The Problem with Service Accounts
In a typical data platform, the query engine authenticates to the catalog and storage with a service account — a single identity with broad permissions. The engine then enforces per-user access control internally.
sequenceDiagram
participant User
participant Trino
participant Polaris
participant S3
User->>Trino: Query (user token)
Note over Trino: Validates user token
Trino->>Polaris: List tables (SERVICE ACCOUNT)
Polaris-->>Trino: Table metadata
Trino->>S3: Read Parquet (SERVICE ACCOUNT IAM role)
S3-->>Trino: Data
Trino-->>User: Results
This means:
- Polaris sees one identity for all queries — audit logs show the service account, not the actual user
- S3 access is all-or-nothing — the service account can read everything, security depends entirely on the engine enforcing it correctly
- Credential rotation is a blast-radius event — rotating the service account key affects all users simultaneously
- Compliance gap — auditors want to see that Alice read table X, not that sqe-service-account did
SQE’s Approach: Bearer Token Passthrough
SQE never stores or uses a service account for data access. Instead, the user’s Keycloak bearer token flows through the entire stack:
sequenceDiagram
participant User
participant SQE as SQE Coordinator
participant KC as Keycloak
participant Polaris
participant S3
User->>SQE: Handshake (username, password)
SQE->>KC: OIDC Password Grant
KC-->>SQE: Access token + refresh token
SQE-->>User: Session (bearer token)
User->>SQE: Query (bearer token)
SQE->>Polaris: List tables (USER's bearer token)
Polaris-->>SQE: Table metadata + S3 credentials
Note over Polaris: Polaris vends scoped S3<br/>credentials for THIS user
SQE->>S3: Read Parquet (user-scoped credentials)
S3-->>SQE: Data
SQE-->>User: Arrow Flight results
Key Implications
| Property | Service Account Model | SQE Token Passthrough |
|---|---|---|
| Polaris audit trail | Service account | Actual user |
| S3 access scope | Everything | User-scoped (credential vending) |
| Credential rotation | Blast radius: all users | Per-user: transparent refresh |
| Security enforcement | Engine-internal only | Catalog + storage + engine |
| Compliance | Requires mapping logs | Native user identity |
Per-Session Catalog
Each user session gets its own SessionCatalog instance, initialized with the user’s bearer token:
graph TB
subgraph "Session: alice"
SC1[SessionCatalog<br/>token: alice_jwt] --> P[Polaris REST]
end
subgraph "Session: bob"
SC2[SessionCatalog<br/>token: bob_jwt] --> P
end
P -->|alice's token| S3A[S3: alice sees<br/>tables A, B, C]
P -->|bob's token| S3B[S3: bob sees<br/>tables A, B only]
Polaris enforces catalog-level access control based on the token.

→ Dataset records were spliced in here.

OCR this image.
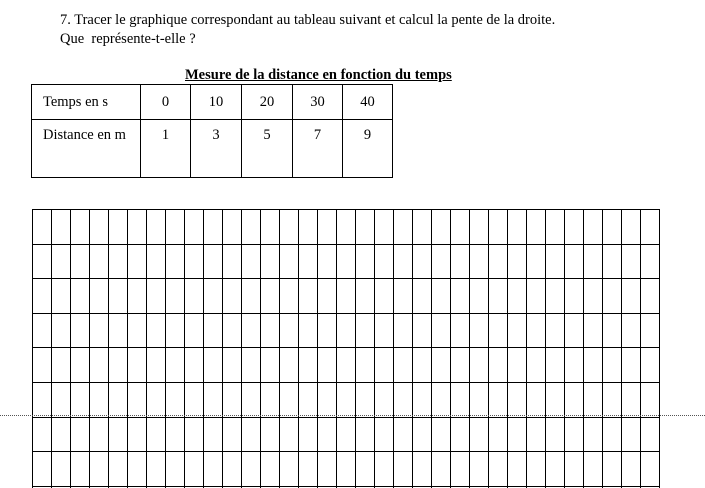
7. Tracer le graphique correspondant au tableau suivant et calcul la pente de la droite.
Que  représente-t-elle ?
Mesure de la distance en fonction du temps
Temps en s	0	10	20	30	40
Distance en m	1	3	5	7	9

If Alice has access to tables A, B, C but Bob only has access to A and B, this is enforced at the catalog level — SQE doesn’t need to duplicate this logic.
Token Lifecycle
SQE manages token refresh transparently. A background task checks all active sessions every 10 seconds and refreshes tokens that are about to expire:
stateDiagram-v2
[*] --> Active: Handshake (ROPC grant)
Active --> Refreshing: Token expiry - 60s buffer
Refreshing --> Active: New token from Keycloak
Refreshing --> Expired: Refresh fails
Active --> Expired: Session timeout
Expired --> [*]: Session removed
note right of Active: Queries use current token
note right of Refreshing: Background task (10s interval)
The token fingerprint (last 8 characters of the access token) is used to invalidate iceberg-rust’s internal catalog session cache when a token is refreshed, ensuring the catalog client always uses the current token.